The entire range of IED obligations falling on the “relevant natural or legal persons”, i.e. operators of industrial facilities and Member States, can a priori be considered. Relevant violations by industrial operators may be the exceedance of emission limit values for critical pollutants or operating an installation without a permit altogether. Member States might be suitable defendants where authorities have not conducted any or only insufficient inspections or neglected to set essential public health-preserving permit conditions.

  • Causal link between the damage and the violation

The most contentious element in future IED compensation cases will likely be the causal link. Courts may consider medical evidence, epidemiological studies, and/or statistical evidence associating the health condition at hand with the relevant pollutants. A difficulty may be how to assess situations of cumulative pollution from several sources.


By including the compensation right in the IED, the EU co-legislators are sending a signal to Member States and their courts to finally ensure that victims suffering from health damage due to illegal industrial pollution do not also have to bear the monetary costs themselves. While further specifications which had been proposed by the European Commission, such as an adapted burden of proof or collective action rules, are regrettably missing from the agreed text, the baseline remains: the IED compensation right must be effective in practice.

Member States can facilitate this in the transposition process by introducing presumption rules on the causal link. A good example is Section 6 of the German Environmental Liability Law, which allows to presume causation where an installation is likely to cause the damage that occurred on the basis of the facts of the individual case, such as the type and concentration of the substances used and released, operating procedures and facilities used. Similarly, Member States could foresee an adapted burden of proof, whereby once the claimant has made a prima facie case that their health damage was caused by the IED violation in question, the defendant has to show that their violation did not cause or contribute to the damage.

Courts in Member States should also follow the example of the European Court of Human Right in industrial pollution cases and make use of presumptions to establish the causal link where appropriate. For instance, the Court has considered it to be established that an individual was exposed to an elevated risk to their health on the basis of legal air quality limit value exceedances in the vicinity of a steel plant and reports on the influence of the air pollution on residents (see Pavlov v. Russia, para. 68). It will also be important that courts employ disclosure orders and similar tools to address the fact that claimants will usually have more limited access to information on the ongoings in an industrial installation than the defendant.

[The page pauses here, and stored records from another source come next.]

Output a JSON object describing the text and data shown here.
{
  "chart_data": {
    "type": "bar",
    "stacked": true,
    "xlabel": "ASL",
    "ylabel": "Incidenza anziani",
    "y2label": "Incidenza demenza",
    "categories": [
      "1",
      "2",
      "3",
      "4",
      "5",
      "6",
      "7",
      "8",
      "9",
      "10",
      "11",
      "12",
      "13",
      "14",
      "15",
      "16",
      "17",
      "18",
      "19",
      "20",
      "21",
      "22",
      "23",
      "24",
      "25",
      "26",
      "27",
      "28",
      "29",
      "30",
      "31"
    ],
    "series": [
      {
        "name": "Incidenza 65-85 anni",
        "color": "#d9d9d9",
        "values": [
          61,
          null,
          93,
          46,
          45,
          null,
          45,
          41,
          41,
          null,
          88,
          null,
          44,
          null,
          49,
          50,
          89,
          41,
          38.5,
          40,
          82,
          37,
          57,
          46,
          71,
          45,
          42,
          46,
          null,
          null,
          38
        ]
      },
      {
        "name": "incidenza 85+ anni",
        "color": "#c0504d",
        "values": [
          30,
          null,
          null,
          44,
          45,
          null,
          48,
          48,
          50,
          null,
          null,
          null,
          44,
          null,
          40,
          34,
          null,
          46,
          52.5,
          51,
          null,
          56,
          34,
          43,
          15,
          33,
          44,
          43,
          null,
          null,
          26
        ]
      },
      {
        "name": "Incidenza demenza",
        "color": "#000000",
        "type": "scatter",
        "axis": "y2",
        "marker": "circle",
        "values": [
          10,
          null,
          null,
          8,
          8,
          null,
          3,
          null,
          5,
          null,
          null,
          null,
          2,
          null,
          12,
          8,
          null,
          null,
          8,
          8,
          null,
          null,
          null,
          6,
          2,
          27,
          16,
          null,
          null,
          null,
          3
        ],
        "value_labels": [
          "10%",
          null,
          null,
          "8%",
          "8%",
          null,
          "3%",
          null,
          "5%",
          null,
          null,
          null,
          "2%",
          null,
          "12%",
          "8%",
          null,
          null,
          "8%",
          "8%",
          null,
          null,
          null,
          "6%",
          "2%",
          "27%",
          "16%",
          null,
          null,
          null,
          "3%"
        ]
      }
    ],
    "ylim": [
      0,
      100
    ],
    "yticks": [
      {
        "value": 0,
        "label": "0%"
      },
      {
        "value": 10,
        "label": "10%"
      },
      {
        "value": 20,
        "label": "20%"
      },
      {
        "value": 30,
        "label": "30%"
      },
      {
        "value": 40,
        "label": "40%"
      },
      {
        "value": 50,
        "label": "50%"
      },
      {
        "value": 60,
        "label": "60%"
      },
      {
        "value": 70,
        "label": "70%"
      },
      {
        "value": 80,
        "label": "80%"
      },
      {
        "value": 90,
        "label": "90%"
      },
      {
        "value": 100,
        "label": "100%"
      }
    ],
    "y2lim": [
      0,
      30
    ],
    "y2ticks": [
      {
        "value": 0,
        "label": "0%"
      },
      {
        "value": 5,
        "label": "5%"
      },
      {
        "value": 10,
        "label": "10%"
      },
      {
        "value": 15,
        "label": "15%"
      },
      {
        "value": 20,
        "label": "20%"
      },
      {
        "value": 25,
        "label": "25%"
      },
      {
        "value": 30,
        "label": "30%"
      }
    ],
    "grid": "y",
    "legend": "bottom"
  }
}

It is important to emphasize that the IED compensation right is not a threat to industry. Legal, albeit polluting activities will not give rise to compensation claims in any way. It is not a right for anyone to simply go to court and obtain payments. Instead, it constitutes a further incentive for industry and Member States’ authorities to comply with their existing IED obligations. If implemented effectively, the IED compensation right has the potential to boost compliance, reduce pollution and where necessary, ensure that individuals whose health is affected by illegal industrial pollution stand a true chance in court.